Scientists from NUST MISIS have found solutions to this problem by developing a new type of thermocell consisting of metal oxide electrodes and an aqueous electrolyte. This combination will increase the current, while simultaneously reducing the internal resistance of the element. Due to the use of water, it will give the output an increase in power by 10-20 times compared to analogs — up to 0.2 V at an electrode temperature of up to 85° C.
“We have shown the possibility of using a nickel oxide electrode based on hollow nickel microspheres in a thermocell. A record for aqueous electrolytes hypothetical Seebeck coefficient has been reached. In addition, we have found a nonlinear change in current-voltage characteristics, which is not typical for thermocells, which ensures an increase in the device’s efficiency,” commented Igor Burmistrov, one of the authors of the work, a scientist from NUST MISIS.
The high Seebeck coefficient will allow even the heat of the human body to be used as an energy source.

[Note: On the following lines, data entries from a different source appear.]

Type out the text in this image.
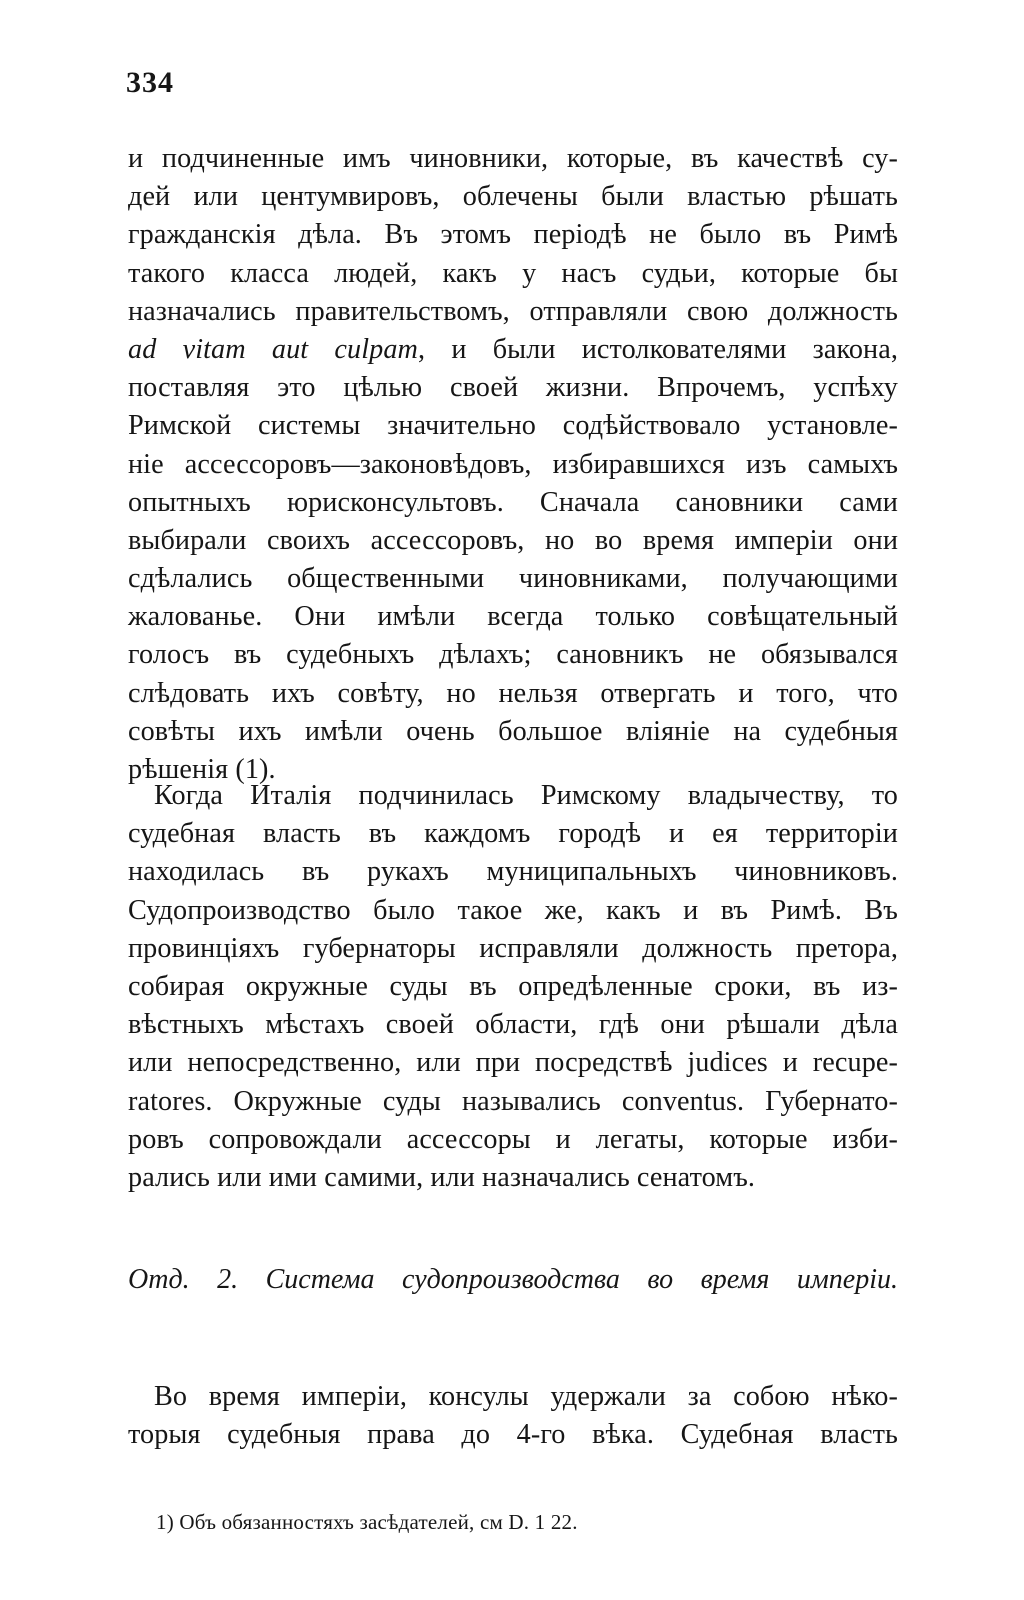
334
и подчиненные имъ чиновники, которые, въ качествѣ су-
дей или центумвировъ, облечены были властью рѣшать
гражданскія дѣла. Въ этомъ періодѣ не было въ Римѣ
такого класса людей, какъ у насъ судьи, которые бы
назначались правительствомъ, отправляли свою должность
ad vitam aut culpam, и были истолкователями закона,
поставляя это цѣлью своей жизни. Впрочемъ, успѣху
Римской системы значительно содѣйствовало установле-
ніе ассессоровъ—законовѣдовъ, избиравшихся изъ самыхъ
опытныхъ юрисконсультовъ. Сначала сановники сами
выбирали своихъ ассессоровъ, но во время имперіи они
сдѣлались общественными чиновниками, получающими
жалованье. Они имѣли всегда только совѣщательный
голосъ въ судебныхъ дѣлахъ; сановникъ не обязывался
слѣдовать ихъ совѣту, но нельзя отвергать и того, что
совѣты ихъ имѣли очень большое вліяніе на судебныя
рѣшенія (1).
Когда Италія подчинилась Римскому владычеству, то
судебная власть въ каждомъ городѣ и ея территоріи
находилась въ рукахъ муниципальныхъ чиновниковъ.
Судопроизводство было такое же, какъ и въ Римѣ. Въ
провинціяхъ губернаторы исправляли должность претора,
собирая окружные суды въ опредѣленные сроки, въ из-
вѣстныхъ мѣстахъ своей области, гдѣ они рѣшали дѣла
или непосредственно, или при посредствѣ judices и recupe-
ratores. Окружные суды назывались conventus. Губернато-
ровъ сопровождали ассессоры и легаты, которые изби-
рались или ими самими, или назначались сенатомъ.
Отд. 2. Система судопроизводства во время имперіи.
Во время имперіи, консулы удержали за собою нѣко-
торыя судебныя права до 4-го вѣка. Судебная власть
1) Объ обязанностяхъ засѣдателей, см D. 1 22.
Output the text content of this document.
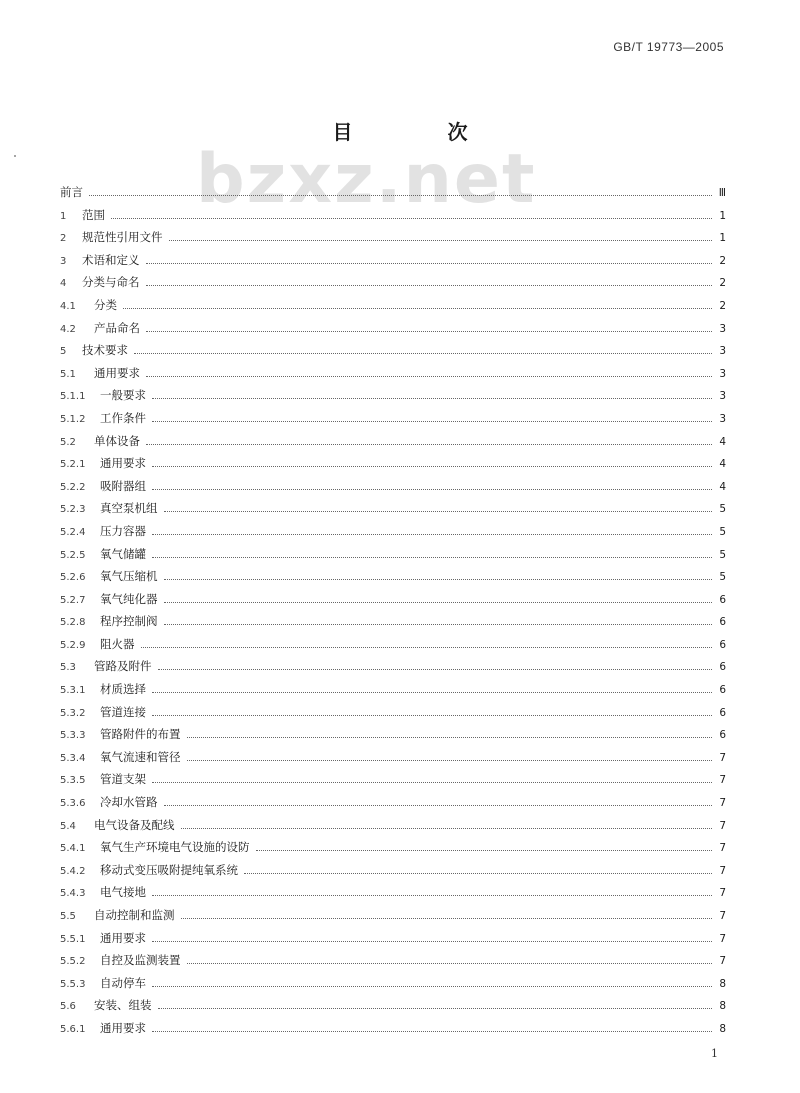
GB/T 19773—2005
bzxz.net
目 次
前言	Ⅲ
1	范围	1
2	规范性引用文件	1
3	术语和定义	2
4	分类与命名	2
4.1	分类	2
4.2	产品命名	3
5	技术要求	3
5.1	通用要求	3
5.1.1	一般要求	3
5.1.2	工作条件	3
5.2	单体设备	4
5.2.1	通用要求	4
5.2.2	吸附器组	4
5.2.3	真空泵机组	5
5.2.4	压力容器	5
5.2.5	氧气储罐	5
5.2.6	氧气压缩机	5
5.2.7	氧气纯化器	6
5.2.8	程序控制阀	6
5.2.9	阻火器	6
5.3	管路及附件	6
5.3.1	材质选择	6
5.3.2	管道连接	6
5.3.3	管路附件的布置	6
5.3.4	氧气流速和管径	7
5.3.5	管道支架	7
5.3.6	冷却水管路	7
5.4	电气设备及配线	7
5.4.1	氧气生产环境电气设施的设防	7
5.4.2	移动式变压吸附提纯氧系统	7
5.4.3	电气接地	7
5.5	自动控制和监测	7
5.5.1	通用要求	7
5.5.2	自控及监测装置	7
5.5.3	自动停车	8
5.6	安装、组装	8
5.6.1	通用要求	8
1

There is another significant advantage of the new structure — the use of an aqueous electrolyte reduces the cost of production and increases the safety of the system.
Further, the scientists intend to achieve an increase in the output power by optimizing the composition of the electrode material and improving the design of the thermocell. In the future, it is possible to create a supercapacitor that would retain its charge for a long time.